Closed BillyDM closed 1 year ago
That is really cool, why is it faster? Is this avoiding bounds checks?
I know the making each slice the same length helps because it hints to the compiler that it only needs to check one of the slices on each iteration.

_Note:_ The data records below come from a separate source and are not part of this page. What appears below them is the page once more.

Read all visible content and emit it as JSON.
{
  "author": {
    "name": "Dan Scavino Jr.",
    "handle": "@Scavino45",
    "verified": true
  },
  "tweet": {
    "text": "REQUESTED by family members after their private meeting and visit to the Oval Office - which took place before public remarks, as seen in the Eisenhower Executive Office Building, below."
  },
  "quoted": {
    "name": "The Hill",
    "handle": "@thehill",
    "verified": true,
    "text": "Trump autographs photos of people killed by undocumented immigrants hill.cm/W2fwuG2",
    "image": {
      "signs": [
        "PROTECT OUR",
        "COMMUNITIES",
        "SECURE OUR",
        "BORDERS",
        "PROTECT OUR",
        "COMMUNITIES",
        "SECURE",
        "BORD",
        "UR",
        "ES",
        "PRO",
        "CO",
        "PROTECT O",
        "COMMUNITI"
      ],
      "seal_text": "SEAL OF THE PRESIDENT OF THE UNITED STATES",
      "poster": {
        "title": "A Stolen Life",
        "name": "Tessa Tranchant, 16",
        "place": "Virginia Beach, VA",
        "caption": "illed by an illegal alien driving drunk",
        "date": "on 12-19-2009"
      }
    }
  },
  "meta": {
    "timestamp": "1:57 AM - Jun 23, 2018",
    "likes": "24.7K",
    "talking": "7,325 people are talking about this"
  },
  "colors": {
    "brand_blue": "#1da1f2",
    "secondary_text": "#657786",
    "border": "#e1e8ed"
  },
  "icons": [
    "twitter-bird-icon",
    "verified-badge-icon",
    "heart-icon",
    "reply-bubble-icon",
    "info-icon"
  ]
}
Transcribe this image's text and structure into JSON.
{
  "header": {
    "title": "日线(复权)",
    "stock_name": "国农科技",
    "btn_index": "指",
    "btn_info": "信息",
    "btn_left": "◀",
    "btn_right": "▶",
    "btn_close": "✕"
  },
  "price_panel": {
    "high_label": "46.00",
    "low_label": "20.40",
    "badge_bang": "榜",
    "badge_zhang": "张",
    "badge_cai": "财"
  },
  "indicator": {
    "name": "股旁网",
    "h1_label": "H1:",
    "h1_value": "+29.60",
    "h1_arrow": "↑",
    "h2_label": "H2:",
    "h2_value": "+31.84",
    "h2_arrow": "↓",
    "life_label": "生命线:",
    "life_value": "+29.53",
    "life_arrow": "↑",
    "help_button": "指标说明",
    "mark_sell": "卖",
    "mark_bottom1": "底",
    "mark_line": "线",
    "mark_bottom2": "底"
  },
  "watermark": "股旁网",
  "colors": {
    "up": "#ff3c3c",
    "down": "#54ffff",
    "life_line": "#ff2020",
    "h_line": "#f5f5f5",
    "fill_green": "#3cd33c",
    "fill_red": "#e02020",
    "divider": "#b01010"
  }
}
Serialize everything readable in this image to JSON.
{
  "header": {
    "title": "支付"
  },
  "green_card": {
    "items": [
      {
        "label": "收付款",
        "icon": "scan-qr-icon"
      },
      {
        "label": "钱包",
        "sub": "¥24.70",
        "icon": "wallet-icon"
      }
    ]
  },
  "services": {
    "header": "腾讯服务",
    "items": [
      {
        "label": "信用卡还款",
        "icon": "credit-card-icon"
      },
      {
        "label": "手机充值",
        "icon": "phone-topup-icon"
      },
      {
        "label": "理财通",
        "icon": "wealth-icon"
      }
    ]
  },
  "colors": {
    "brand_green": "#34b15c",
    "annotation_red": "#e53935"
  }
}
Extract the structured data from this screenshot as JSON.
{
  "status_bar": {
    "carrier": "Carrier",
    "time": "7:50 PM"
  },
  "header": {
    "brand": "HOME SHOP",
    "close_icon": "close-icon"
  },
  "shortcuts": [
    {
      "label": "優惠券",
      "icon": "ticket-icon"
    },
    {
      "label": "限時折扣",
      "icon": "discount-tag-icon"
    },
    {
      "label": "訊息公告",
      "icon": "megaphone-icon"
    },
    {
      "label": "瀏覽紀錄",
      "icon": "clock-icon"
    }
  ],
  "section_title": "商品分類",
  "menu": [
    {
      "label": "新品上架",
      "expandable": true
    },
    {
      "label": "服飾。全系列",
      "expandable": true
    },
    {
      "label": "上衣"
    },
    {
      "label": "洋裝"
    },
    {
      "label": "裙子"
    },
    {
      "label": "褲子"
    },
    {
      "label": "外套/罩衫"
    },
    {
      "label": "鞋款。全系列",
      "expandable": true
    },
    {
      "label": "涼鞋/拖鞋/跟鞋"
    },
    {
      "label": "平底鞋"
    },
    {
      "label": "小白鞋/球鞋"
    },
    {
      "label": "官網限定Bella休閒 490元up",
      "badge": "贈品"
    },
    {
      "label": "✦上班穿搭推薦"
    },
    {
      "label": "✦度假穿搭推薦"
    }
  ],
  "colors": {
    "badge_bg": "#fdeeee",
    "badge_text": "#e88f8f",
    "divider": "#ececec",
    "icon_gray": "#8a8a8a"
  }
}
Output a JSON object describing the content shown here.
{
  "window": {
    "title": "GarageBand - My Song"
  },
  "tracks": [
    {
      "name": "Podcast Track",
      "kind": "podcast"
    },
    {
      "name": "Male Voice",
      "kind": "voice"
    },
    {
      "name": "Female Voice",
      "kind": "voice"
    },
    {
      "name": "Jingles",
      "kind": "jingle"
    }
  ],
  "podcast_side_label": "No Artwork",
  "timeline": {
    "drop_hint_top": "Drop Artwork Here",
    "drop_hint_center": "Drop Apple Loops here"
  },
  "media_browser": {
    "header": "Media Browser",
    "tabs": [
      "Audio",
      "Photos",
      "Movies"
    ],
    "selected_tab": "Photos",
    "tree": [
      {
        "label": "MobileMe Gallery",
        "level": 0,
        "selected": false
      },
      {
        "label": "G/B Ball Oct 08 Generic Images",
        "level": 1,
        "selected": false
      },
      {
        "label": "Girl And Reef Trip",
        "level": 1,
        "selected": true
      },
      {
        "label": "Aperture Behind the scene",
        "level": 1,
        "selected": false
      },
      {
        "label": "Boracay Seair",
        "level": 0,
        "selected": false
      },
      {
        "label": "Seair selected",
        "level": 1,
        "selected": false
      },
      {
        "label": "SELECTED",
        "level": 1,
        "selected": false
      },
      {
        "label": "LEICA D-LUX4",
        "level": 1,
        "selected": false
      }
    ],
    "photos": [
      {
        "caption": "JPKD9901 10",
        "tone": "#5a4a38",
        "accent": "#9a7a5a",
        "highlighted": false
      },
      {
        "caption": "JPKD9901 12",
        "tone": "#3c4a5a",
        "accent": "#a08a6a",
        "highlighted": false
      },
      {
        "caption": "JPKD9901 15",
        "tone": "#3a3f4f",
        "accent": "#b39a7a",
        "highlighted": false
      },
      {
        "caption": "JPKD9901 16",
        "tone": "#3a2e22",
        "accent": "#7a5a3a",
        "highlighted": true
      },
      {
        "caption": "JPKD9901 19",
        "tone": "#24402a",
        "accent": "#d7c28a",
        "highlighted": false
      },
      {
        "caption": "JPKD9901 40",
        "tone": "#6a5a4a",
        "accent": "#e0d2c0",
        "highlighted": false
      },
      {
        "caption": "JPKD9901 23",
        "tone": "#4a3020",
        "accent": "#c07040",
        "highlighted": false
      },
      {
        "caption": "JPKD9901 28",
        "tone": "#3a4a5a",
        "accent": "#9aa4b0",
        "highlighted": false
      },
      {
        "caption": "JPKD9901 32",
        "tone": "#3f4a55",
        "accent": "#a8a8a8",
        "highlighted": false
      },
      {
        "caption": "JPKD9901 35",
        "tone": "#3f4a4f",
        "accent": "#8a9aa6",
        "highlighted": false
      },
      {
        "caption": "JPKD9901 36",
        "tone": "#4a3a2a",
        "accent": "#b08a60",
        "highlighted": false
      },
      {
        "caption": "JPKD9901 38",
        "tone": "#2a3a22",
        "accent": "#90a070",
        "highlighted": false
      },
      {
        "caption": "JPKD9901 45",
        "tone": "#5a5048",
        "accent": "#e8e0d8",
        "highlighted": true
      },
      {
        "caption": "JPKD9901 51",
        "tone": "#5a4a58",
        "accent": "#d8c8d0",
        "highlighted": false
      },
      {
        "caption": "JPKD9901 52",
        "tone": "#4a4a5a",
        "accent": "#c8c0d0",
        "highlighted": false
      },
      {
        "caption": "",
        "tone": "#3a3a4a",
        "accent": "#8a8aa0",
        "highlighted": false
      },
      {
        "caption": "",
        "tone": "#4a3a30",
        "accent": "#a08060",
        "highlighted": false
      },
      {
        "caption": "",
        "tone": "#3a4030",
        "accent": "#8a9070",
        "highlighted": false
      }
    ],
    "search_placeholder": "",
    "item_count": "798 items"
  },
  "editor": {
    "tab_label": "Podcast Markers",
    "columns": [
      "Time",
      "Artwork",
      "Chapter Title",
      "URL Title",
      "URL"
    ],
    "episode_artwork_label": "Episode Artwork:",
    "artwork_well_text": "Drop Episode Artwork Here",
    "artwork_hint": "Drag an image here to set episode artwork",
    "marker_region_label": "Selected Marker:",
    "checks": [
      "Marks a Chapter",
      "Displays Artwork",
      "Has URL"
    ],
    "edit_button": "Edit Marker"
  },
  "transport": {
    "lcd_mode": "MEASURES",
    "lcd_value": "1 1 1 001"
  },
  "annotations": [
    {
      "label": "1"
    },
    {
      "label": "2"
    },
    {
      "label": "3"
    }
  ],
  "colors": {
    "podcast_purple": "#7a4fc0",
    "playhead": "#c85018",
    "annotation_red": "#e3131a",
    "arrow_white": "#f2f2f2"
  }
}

For example, without the same length, the compiler chooses to check the length of each slice individually to avoid indexing one out of range. It will compile to something like:
while x1.len() >= S::VF32_WIDTH >= S::VF32_WIDTH { // x1 is effectively checked here
/// ...
x1 = &x1[S::VF32_WIDTH..]; // no need to check since you know that x1.len() >= S::VF32_WIDTH
y1 = &y1[S::VF32_WIDTH..]; // bounds check
x2 = &x2[S::VF32_WIDTH..]; // bounds check
y2 = &y2[S::VF32_WIDTH..]; // bounds check
}
However, by setting them to the same length, the compiler is able to safely check only one of them on each iteration:
let mut x1 = &x1[..x1.len()];
let mut y1 = &y1[..x1.len()]; // bounds check
let mut x2 = &x2[..x1.len()]; // bounds check
let mut y2 = &x1[..x1.len()]; // bounds check
while x1.len() >= S:VF32_WIDTH { // x1 is effectively checked here
/// ...
// no need to check bounds since you know every slice's length is >= S::VF32_WIDTH
x1 = &x1[S::VF32_WIDTH..];
y1 = &y1[S::VF32_WIDTH..];
x2 = &x2[S::VF32_WIDTH..];
y2 = &y2[S::VF32_WIDTH..];
}
As for the iterating by index vs iterating by slices. I'm not sure. My guess is that the .step_by()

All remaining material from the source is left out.